I shall call him “Steve” because he needs a fictional name and I quite like the idea of naming him after rtm’s cat.
Steve was a big score for me, mostly because he was:
1. age appropriate;
2. heterosexual; and
3. not currently married.
I have a hard time managing all three of these elements at once. Steve had additional positive qualities but they are now, unfortunately, a moot point.
Steve at first said lovely things to me like:
“I have fancied you since the first time I saw you,” and
“Do you realise how incredibly sexy you are?”
- you know, things a woman appreciates hearing over and over again.
Later Steve said, “I know I am being incredibly stupid in turning down a nearly perfect package, but I do not want a relationship right now.”
I had, and still have, two problems with that statement:
1. What did he mean by “nearly” perfect?
2. Why do men always assume that a woman wants to dive straight into a relationship?

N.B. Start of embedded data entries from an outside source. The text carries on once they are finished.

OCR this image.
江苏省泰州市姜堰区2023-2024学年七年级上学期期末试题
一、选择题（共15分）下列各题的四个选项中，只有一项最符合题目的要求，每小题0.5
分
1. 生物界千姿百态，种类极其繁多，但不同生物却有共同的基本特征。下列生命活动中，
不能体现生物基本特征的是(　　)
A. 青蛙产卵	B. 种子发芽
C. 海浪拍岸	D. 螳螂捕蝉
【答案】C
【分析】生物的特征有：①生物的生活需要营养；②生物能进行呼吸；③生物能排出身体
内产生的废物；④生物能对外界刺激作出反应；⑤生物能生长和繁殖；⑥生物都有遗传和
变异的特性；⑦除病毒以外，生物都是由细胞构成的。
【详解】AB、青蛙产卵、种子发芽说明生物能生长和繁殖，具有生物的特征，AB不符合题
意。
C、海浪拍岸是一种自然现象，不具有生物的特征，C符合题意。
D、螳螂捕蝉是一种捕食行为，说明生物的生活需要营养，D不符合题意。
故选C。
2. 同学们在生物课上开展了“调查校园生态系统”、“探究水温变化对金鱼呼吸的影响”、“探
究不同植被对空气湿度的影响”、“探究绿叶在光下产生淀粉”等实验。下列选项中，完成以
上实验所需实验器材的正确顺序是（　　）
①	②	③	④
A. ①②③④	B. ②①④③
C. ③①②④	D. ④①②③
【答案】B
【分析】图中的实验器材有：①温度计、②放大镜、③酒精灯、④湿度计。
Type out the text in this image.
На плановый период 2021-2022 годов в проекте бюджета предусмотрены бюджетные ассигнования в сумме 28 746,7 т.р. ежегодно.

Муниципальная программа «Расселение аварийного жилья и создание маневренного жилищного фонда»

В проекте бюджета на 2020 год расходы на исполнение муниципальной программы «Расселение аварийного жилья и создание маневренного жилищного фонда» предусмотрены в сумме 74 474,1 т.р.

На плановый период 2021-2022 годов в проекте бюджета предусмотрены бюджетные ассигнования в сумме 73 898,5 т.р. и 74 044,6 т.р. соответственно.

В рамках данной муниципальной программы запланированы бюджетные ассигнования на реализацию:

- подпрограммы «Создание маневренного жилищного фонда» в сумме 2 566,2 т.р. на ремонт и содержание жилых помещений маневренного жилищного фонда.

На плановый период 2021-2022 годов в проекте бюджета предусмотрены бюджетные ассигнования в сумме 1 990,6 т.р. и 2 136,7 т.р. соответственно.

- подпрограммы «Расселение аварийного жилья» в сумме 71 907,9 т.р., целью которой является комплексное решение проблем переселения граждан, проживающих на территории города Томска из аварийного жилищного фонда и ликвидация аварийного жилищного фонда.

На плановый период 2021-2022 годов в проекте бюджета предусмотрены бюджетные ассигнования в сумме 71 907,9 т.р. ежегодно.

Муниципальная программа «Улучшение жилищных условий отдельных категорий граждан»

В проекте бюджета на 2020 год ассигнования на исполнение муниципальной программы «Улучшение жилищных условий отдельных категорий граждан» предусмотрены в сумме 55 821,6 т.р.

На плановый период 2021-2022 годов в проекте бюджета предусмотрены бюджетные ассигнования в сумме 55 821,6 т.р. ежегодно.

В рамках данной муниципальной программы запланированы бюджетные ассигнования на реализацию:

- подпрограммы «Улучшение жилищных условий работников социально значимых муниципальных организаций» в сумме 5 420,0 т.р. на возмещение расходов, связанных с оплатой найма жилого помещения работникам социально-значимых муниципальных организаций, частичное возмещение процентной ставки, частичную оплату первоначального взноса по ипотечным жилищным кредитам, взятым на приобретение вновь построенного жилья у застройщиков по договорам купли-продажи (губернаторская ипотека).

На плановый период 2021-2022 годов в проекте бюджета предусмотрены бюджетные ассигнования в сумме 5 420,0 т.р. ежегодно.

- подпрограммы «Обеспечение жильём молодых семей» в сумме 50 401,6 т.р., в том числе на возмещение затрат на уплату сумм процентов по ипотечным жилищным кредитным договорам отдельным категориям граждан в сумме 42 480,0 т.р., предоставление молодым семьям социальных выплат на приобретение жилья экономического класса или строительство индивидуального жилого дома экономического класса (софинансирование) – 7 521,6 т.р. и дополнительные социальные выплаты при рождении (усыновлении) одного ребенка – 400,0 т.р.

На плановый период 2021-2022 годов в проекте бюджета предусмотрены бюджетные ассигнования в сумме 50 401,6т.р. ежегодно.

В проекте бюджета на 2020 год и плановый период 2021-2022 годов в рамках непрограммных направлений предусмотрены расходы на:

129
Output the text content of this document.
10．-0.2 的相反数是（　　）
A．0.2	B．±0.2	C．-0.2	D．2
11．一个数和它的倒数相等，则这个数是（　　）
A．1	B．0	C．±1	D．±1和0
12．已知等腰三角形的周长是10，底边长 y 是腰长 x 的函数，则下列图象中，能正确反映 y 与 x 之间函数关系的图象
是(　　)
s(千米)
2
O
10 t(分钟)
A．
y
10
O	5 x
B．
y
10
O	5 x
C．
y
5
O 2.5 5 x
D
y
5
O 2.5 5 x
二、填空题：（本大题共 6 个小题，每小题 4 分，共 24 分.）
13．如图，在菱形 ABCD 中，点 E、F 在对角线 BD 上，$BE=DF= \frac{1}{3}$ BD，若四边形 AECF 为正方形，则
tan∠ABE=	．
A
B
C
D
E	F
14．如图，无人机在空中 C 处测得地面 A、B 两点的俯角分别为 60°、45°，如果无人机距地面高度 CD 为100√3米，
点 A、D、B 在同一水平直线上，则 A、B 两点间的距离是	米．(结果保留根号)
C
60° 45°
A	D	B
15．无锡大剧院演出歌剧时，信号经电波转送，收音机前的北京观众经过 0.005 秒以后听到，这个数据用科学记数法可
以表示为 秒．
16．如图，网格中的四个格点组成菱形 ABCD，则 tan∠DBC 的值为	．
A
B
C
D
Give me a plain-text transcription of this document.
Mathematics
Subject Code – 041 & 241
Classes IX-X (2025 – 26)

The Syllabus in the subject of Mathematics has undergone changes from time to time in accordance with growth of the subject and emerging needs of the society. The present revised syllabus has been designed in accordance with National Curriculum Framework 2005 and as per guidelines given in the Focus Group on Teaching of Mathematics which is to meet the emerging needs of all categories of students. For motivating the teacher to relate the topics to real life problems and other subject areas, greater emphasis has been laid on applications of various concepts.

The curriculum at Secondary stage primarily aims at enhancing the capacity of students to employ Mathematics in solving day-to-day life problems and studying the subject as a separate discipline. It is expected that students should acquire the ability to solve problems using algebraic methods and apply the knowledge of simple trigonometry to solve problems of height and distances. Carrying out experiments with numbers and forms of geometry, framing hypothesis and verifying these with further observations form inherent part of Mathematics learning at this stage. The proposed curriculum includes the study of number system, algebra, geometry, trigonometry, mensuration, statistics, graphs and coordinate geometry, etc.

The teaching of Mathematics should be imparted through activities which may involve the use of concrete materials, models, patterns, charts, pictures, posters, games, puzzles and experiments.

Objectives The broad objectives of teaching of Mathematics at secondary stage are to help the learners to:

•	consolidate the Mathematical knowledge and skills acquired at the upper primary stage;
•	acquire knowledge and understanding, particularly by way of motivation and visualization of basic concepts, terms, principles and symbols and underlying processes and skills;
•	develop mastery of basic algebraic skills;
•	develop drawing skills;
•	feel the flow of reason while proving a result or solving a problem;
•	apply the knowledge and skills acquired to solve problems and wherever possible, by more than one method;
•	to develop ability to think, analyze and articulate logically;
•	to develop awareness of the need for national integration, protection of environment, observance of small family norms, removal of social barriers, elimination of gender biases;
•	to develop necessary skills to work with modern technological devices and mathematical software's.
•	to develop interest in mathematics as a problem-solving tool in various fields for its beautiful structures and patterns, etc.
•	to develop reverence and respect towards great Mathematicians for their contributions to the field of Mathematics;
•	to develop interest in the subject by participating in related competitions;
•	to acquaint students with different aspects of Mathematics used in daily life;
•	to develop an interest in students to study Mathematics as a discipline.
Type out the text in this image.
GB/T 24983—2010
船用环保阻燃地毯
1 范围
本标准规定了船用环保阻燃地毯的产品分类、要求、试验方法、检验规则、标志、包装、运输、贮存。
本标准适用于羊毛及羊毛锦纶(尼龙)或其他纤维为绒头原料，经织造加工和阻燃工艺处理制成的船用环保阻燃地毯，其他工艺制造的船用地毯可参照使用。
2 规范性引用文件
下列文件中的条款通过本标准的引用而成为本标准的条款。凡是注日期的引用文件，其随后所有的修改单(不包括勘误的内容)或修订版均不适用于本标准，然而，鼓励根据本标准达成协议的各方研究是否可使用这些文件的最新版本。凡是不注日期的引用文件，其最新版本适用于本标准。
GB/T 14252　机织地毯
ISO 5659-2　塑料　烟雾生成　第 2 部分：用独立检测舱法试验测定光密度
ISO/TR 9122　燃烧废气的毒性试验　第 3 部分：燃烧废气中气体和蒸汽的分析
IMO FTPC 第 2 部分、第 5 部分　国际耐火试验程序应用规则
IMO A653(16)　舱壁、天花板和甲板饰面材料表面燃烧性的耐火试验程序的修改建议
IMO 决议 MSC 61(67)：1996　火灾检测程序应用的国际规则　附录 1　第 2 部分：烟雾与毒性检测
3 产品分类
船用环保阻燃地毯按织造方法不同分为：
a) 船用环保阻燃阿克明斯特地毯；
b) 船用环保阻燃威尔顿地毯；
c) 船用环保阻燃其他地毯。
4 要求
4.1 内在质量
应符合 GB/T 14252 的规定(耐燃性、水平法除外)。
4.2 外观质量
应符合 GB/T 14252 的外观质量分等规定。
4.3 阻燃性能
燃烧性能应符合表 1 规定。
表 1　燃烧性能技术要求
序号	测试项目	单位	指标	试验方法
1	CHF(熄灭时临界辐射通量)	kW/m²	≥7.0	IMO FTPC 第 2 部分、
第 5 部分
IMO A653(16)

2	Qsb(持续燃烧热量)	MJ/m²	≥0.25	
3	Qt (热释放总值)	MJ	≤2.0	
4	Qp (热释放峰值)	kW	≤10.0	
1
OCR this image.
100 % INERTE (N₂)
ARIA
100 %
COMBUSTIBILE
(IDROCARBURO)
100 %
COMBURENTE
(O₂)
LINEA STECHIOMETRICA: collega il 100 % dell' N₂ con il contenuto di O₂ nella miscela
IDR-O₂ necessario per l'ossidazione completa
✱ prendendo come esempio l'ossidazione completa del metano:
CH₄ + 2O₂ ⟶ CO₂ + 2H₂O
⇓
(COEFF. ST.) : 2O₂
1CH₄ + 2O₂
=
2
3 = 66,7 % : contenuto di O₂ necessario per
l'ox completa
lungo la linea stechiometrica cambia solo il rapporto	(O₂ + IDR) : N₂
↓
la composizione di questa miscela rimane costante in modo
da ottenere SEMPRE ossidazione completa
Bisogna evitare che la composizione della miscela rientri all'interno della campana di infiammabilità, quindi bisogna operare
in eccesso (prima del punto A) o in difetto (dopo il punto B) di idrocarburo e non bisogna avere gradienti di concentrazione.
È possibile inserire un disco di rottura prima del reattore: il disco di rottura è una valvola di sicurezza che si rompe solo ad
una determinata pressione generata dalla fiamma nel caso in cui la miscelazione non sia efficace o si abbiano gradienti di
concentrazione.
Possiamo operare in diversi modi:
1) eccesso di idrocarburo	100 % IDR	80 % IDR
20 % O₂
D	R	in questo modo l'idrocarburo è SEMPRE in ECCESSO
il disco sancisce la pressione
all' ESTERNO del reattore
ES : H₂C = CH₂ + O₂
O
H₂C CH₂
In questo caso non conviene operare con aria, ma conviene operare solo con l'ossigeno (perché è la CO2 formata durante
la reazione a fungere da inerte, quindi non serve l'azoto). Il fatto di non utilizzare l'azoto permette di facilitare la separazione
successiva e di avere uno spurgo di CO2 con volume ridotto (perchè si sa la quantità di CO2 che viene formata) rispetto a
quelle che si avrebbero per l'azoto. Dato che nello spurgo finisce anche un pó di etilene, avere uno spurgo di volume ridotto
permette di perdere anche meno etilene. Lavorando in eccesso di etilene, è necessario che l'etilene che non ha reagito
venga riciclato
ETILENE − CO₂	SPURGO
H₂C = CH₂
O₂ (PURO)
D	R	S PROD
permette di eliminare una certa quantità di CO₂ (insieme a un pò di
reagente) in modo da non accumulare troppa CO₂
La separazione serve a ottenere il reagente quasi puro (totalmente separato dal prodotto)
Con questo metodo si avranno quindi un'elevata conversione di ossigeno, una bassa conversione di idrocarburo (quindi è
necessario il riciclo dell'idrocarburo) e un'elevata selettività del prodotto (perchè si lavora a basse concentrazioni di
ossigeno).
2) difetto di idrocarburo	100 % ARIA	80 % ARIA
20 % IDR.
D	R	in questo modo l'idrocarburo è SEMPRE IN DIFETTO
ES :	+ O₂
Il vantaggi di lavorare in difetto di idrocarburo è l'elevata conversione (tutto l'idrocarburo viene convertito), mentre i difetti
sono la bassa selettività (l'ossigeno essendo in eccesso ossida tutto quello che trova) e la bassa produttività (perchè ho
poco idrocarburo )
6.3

AN OPEN MESSAGE TO ALL MEN IN GENERAL AND NO MAN IN PARTICULAR:
• just because you may be handsome enough to attract a woman, or
• entertaining enough to make a woman laugh, or
• intelligent enough to engage a woman in conversation, or
• capable of fucking a woman with some degree of skill,
IT DOES NOT THEREFORE FOLLOW THAT A WOMAN WILL IMMEDIATELY WANT TO POSSESS YOU FOREVER.
GIVE ME A FUCKING BREAK AND GET OVER YOURSELVES.
Wednesday, April 06, 2005
Subscribe to:
Post Comments (Atom)
7 comments:
So "Steve" is a heterosexual even though he engages in "the love that dare not speak it's name"?
DD, what are you on about? Have you not realised that I am a girl? A real one: the kind with breasts etc. I will ask Monkey to send you a photograph.
No, I haven't realised that, in spite of me efforts. I wanna see pics with breasteses and a hoo-hoo dilly.
DD, Monkey said that you are really sharp but I have never been mistaken for a gay man before.
I have asked Monkey to send you a photograph.
You say 'breasteses' just like Monkey, but where did you learn 'hoo-hoo'? That is what I say, when I am not using more vulgar terms, that is.
First, I apologize for the gender mixup. Now I can offend in an appropriate manner.
I think I got hoo-hoo dilly from South Park.
If you think your rant of hetero-men is bad...try dealing with the stupidity and Canadian at the same time....and you wonder why I fly over the Atlantic for sex??
Tits Malone
You forgot:
Never pull out your blackberry and begin to punch the buttons in order to show us much money you are worth. That is just tasteless. Besides I know much you are worth, I picked the place remember?